Il y a des crises qui se jouent à l’autre bout du monde et dont l’écho atterrit directement sur les marchés africains, dans les pompes à essence de Nairobi, dans les budgets des États importateurs de brut, dans les équilibres fragiles des économies du continent. La guerre qui embrase le Moyen-Orient depuis plus de deux semaines — depuis l’attaque israélo-américaine sur Téhéran — est de celles-là.

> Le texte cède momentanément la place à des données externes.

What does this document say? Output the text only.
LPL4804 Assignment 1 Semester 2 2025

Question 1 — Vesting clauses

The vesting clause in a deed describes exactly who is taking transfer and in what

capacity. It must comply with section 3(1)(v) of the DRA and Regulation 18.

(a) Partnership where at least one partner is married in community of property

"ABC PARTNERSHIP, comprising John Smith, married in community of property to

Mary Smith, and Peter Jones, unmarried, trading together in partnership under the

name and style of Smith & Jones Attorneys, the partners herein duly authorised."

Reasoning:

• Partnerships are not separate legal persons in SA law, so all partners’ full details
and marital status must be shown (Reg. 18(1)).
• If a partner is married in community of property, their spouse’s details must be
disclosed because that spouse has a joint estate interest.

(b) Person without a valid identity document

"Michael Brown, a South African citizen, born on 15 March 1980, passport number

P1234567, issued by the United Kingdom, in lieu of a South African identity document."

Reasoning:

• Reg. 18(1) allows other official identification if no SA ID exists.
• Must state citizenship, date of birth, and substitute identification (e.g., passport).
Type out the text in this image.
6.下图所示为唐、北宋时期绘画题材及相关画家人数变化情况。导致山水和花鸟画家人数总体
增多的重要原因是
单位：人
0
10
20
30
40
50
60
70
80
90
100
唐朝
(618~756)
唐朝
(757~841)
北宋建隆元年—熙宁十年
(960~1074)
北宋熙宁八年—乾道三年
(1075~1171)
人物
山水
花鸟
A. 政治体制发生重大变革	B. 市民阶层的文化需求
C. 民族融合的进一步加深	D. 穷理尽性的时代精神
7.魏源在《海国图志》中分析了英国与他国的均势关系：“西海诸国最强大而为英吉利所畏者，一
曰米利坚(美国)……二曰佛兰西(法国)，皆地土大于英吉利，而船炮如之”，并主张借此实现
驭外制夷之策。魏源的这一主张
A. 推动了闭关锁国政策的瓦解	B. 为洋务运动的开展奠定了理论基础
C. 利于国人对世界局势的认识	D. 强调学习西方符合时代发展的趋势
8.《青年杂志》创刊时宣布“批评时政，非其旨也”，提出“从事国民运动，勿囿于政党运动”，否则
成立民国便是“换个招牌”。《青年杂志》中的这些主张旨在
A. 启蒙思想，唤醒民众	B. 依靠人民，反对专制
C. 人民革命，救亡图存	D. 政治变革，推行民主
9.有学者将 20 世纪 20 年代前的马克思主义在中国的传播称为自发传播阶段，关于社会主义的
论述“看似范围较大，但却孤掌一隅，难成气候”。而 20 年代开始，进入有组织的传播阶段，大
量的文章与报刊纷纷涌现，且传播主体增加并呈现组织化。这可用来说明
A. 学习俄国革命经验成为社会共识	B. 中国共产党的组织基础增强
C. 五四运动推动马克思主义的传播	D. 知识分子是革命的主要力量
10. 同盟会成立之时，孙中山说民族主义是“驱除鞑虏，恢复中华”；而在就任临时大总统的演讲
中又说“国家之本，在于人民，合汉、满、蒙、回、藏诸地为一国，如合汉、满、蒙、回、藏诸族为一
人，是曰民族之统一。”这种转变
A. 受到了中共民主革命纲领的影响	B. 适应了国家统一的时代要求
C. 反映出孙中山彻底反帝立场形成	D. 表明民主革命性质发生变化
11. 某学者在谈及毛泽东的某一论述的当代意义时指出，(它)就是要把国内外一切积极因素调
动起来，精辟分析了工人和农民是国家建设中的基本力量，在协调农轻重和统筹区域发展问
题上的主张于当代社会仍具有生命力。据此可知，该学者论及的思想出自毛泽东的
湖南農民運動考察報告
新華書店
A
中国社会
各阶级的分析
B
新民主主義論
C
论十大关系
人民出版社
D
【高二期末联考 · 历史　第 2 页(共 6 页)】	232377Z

Au cœur du brasier : le détroit d’Ormuz. Ce goulet stratégique par lequel transite ordinairement un cinquième du trafic mondial de pétrole est bloqué par l’Iran depuis le début du conflit. Résultat : les cours du brut s’envolent, les chaînes d’approvisionnement vacillent, et les pays africains importateurs, une large majorité du continent, absorbent de plein fouet la volatilité des marchés énergétiques mondiaux.
Face à cette situation, Donald Trump a haussé le ton lundi depuis la Maison Blanche. Il a reproché à plusieurs de ses alliés européens de ne pas vouloir « s’impliquer » dans la sécurisation du passage, réclamant que l’OTAN, mais aussi Pékin, déploient des navires de guerre. « Depuis quarante ans, nous vous protégeons et vous ne voulez pas vous impliquer dans quelque chose de très mineur », a-t-il lancé, le ton mêlant reproche et pression.
La réponse européenne a été sans ambiguïté. L’Allemagne, par la voix du chancelier Friedrich Merz, a décliné catégoriquement : « Nous ne participons pas à cette guerre. Ce n’est pas une affaire de l’OTAN. » Londres a tenu une ligne similaire, le Premier ministre Keir Starmer travaillant certes à un plan « viable » pour rouvrir le détroit, mais excluant de laisser la Grande-Bretagne « s’engager dans une guerre plus vaste ». Les chefs de la diplomatie de l’Union européenne ont de leur côté écarté l’idée d’envoyer leur mission de protection du trafic maritime, Aspides, dans ces eaux sous tension.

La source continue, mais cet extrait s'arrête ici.